The Manitoba Non-Profit Housing Association congratulates the federal and provincial governments for their historic announcement of a 10-year agreement to invest in affordable housing in Manitoba. The 10-year agreement will invest almost $450.8 million to protect, renew and expand social and community housing, and support Manitoba’s priorities related to housing repair, construction, and affordability.
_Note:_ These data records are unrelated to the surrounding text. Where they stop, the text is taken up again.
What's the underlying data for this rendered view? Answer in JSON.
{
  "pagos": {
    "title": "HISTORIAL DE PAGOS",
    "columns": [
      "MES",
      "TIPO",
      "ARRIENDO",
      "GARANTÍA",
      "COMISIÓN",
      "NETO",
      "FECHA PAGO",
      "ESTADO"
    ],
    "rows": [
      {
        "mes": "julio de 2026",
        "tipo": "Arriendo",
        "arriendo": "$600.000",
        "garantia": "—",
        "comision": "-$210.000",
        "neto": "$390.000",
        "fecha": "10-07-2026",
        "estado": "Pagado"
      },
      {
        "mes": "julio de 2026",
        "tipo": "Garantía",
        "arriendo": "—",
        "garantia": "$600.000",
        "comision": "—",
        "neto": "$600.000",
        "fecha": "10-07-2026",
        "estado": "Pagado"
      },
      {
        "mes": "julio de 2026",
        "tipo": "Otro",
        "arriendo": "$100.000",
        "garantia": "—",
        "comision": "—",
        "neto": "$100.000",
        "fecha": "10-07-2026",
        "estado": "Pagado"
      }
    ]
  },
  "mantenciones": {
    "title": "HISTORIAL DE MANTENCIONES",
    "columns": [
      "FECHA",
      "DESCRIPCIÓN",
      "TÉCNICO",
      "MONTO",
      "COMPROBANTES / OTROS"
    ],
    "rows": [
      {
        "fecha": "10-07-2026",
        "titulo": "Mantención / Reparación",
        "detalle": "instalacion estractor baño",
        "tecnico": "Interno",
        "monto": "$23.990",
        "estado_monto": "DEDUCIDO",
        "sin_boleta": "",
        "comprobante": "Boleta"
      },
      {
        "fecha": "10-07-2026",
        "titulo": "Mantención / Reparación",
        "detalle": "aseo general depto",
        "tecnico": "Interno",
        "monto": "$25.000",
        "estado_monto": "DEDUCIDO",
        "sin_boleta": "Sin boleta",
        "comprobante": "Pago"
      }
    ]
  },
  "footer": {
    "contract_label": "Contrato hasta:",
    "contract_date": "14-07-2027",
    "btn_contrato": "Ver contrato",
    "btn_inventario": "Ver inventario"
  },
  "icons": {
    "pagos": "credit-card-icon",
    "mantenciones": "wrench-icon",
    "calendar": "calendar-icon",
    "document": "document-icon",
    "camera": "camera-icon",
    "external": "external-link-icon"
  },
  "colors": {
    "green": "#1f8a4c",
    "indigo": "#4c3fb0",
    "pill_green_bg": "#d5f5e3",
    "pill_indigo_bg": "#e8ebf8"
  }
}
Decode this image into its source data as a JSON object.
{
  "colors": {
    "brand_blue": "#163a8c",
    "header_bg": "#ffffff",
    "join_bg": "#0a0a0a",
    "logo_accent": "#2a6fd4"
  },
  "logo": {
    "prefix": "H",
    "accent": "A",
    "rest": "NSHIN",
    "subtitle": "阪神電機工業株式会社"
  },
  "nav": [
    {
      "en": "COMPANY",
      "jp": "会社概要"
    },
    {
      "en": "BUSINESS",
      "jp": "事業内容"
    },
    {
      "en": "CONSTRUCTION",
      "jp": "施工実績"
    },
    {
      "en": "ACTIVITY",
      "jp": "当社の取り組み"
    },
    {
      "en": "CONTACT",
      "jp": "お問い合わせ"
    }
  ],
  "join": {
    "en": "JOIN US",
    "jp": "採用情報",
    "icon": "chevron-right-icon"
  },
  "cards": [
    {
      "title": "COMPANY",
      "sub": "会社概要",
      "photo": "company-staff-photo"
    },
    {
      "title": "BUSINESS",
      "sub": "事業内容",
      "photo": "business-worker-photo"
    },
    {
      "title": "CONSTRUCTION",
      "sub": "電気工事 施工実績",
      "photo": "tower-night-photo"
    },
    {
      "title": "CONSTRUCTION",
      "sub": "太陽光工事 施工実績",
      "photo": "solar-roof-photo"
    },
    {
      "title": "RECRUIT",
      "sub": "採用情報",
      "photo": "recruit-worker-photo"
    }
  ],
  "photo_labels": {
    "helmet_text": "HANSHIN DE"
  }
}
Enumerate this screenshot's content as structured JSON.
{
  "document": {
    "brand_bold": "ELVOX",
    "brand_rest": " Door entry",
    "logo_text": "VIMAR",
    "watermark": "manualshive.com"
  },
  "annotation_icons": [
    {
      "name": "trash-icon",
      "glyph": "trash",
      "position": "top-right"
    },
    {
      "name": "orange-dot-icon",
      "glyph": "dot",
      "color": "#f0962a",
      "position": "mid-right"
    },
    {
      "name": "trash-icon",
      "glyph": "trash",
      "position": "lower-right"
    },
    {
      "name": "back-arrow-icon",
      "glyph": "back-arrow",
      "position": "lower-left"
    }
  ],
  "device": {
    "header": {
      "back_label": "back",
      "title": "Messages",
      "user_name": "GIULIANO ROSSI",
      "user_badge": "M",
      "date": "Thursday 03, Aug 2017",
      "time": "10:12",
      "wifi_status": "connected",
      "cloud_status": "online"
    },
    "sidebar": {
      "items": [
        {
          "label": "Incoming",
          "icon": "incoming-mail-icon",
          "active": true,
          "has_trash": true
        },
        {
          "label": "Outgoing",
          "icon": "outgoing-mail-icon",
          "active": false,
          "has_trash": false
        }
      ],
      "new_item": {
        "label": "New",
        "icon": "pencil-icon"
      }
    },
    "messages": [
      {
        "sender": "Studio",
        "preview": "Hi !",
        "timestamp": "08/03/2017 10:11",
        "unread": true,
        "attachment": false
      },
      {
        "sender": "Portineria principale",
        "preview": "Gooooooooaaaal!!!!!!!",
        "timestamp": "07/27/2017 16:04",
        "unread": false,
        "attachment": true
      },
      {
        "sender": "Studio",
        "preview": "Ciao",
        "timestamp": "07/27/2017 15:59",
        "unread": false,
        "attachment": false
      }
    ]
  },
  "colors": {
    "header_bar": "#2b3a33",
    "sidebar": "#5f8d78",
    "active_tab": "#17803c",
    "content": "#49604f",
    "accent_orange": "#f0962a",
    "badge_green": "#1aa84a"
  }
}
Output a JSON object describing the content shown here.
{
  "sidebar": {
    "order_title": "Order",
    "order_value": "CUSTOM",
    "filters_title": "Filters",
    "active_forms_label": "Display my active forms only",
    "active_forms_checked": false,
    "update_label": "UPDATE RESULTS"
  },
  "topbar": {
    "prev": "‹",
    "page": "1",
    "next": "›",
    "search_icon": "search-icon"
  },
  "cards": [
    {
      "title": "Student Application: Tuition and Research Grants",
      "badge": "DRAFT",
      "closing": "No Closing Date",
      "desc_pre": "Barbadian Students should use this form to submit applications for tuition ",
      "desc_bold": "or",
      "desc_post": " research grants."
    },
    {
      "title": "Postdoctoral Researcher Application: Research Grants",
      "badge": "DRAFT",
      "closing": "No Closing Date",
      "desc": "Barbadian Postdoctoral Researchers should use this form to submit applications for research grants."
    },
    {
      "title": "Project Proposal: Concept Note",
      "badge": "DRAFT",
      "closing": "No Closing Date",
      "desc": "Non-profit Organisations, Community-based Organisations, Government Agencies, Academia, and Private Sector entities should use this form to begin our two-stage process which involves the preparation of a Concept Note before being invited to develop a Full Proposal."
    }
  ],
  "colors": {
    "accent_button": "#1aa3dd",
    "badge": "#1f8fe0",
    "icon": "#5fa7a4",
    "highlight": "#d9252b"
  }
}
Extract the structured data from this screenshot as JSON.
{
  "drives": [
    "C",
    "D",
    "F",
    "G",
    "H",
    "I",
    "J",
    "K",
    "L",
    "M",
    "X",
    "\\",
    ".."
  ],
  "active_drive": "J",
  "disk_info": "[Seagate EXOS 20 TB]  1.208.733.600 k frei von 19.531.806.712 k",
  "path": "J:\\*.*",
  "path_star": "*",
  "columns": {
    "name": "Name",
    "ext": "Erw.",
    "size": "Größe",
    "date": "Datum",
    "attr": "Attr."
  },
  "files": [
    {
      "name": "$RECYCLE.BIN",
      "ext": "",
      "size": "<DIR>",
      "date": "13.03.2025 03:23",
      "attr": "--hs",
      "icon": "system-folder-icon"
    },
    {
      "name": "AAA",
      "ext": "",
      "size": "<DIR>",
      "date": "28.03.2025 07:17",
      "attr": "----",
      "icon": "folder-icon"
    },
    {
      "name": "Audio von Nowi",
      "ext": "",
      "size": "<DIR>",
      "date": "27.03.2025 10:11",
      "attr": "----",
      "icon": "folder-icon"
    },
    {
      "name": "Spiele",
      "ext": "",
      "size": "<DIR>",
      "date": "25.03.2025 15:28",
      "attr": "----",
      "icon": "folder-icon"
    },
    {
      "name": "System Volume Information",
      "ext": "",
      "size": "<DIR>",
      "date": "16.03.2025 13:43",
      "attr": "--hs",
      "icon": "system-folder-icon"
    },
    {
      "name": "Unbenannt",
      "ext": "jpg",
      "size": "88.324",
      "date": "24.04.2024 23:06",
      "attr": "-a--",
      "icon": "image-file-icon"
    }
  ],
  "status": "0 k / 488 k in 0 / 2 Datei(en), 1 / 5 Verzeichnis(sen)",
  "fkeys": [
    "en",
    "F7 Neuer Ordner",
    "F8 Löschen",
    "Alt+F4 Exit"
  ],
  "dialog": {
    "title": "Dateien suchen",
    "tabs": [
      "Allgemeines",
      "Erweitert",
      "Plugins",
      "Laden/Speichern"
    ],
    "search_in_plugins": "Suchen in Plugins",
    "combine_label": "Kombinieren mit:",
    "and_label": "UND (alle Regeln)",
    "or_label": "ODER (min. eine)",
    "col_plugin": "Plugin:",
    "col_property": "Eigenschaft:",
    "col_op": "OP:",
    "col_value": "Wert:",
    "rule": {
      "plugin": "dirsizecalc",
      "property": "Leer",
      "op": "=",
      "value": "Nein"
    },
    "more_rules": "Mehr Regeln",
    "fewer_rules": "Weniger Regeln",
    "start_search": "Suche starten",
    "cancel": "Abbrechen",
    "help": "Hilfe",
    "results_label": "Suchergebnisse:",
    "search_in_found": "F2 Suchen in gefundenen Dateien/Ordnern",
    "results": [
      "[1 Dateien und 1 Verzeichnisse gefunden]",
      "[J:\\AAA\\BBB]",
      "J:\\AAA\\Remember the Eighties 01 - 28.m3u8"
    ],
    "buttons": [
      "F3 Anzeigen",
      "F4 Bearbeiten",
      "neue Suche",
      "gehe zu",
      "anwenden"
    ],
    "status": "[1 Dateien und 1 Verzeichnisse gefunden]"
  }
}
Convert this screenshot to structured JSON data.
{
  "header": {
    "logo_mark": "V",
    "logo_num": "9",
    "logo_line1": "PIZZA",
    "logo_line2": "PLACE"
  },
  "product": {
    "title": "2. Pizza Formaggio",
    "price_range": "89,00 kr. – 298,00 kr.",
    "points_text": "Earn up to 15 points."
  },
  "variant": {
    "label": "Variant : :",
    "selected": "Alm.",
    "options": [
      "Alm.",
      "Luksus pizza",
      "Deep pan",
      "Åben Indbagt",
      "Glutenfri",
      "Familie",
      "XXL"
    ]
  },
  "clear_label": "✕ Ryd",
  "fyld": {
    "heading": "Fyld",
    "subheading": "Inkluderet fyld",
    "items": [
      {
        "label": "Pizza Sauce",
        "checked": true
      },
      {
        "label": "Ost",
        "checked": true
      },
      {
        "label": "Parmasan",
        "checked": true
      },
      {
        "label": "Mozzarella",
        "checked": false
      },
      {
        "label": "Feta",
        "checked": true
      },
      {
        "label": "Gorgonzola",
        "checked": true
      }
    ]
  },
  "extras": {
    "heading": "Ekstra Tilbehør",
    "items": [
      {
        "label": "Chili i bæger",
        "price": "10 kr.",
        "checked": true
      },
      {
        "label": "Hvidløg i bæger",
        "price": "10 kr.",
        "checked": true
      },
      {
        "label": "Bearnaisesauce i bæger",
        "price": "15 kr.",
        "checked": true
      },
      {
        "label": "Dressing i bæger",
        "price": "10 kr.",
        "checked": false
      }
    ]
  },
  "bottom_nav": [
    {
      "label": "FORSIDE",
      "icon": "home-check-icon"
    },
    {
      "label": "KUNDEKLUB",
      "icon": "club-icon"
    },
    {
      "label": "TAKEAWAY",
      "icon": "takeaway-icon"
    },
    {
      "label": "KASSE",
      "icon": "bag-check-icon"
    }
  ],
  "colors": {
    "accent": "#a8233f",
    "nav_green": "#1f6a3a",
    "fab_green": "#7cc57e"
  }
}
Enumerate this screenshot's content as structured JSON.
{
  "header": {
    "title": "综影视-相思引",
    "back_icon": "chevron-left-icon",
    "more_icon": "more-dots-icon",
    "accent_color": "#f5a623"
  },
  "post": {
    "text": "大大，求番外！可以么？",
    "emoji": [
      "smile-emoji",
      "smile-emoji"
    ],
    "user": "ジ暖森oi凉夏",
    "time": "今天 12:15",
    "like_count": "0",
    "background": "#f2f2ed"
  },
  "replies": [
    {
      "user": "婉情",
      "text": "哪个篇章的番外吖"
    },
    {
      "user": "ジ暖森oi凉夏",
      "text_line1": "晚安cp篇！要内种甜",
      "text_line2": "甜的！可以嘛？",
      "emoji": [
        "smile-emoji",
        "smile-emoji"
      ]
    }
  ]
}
This announcement will ensure ongoing funding commitments to the community housing sector over the next 10 years, however, it is critical to understand the details of the announcement and the changes it will mean for affordable and subsidized housing. The funding attached to this agreement is connected to three streams:

  • Provincial/Territorial Priority Funding: This replaces the Affordable Housing Initiative and will be available for housing development and renewal.
  • The Canada Housing Benefit: Details of this funding are still being developed and the amount is not yet included in the bi-lateral agreement. Manitoba’s Rent Assist program provides a much larger and more accessible benefit than the Canada Housing Benefit could. The Canada Housing Benefit will only provide approximately $7m/year to Manitoba (compared with Rent Assist’s $30,000,000/year budget).
  • The Canada Community Housing Initiative: This funding is the equivalent of what would otherwise expire as operating agreements end. It is the largest contribution to the agreement, and, depending on how it is spent, could maintain existing rent subsidy needs for community and public housing. Though it temporarily maintains critical funding to preserve affordable housing, Government has not committed to extending it past 10-years, meaning MB Housing and the Community Housing Sector will essentially need to plan for housing to be self-sustaining after the 10-year agreement.

The National Housing Strategy and the Bilateral Agreement are cause for optimism. The funding will prevent major and immediate crises in housing need for the lowest income Manitobans, but there is cause for concern:

  • While there is a target to increase the number of ‘rent assisted’ units in Manitoba by 15% over ten years, the definition of ‘rent assisted’ is not clear. It may mean simply ‘below market’ rent. It has been made clear that this agreement will NOT result in a significant increase in new construction of units affordable to the lowest-income households.
  • While many non-profits will be self-sufficient after their operating agreements end, this is not the case for all of them. Many housing projects were developed to provide the most housing to the lowest income people possible – 100 percent of the units are rent-geared-to-income. To be self-sufficient, they will need to raise rents substantially.

Housing, like health care and education, is a public good that needs ongoing public investment if we want Manitoba to be an inclusive province where people have equitable opportunities to participate in our communities and economy. The idea that public investment will not be required after 10-years is simply incompatible with a right to housing.

Information provided by David Hulchanski (through analysis of data from the Parliamentary Budget Office) shows that Federal investments in housing as a percentage of total expenditures continue to trend down. You can read insights on the impact of the National Housing Strategy in Manitoba from Dr. Hulchanski, Dr. Tom Carter, and Dr. Sarah Cooper in the summary of the panel they joined at MNPHA’s Annual General Meeting in June.

It is more important than ever for MNPHA members to work together in the upcoming Provincial and Federal elections to let their candidates know that housing matters to Manitobans, and more long-term funding is needed.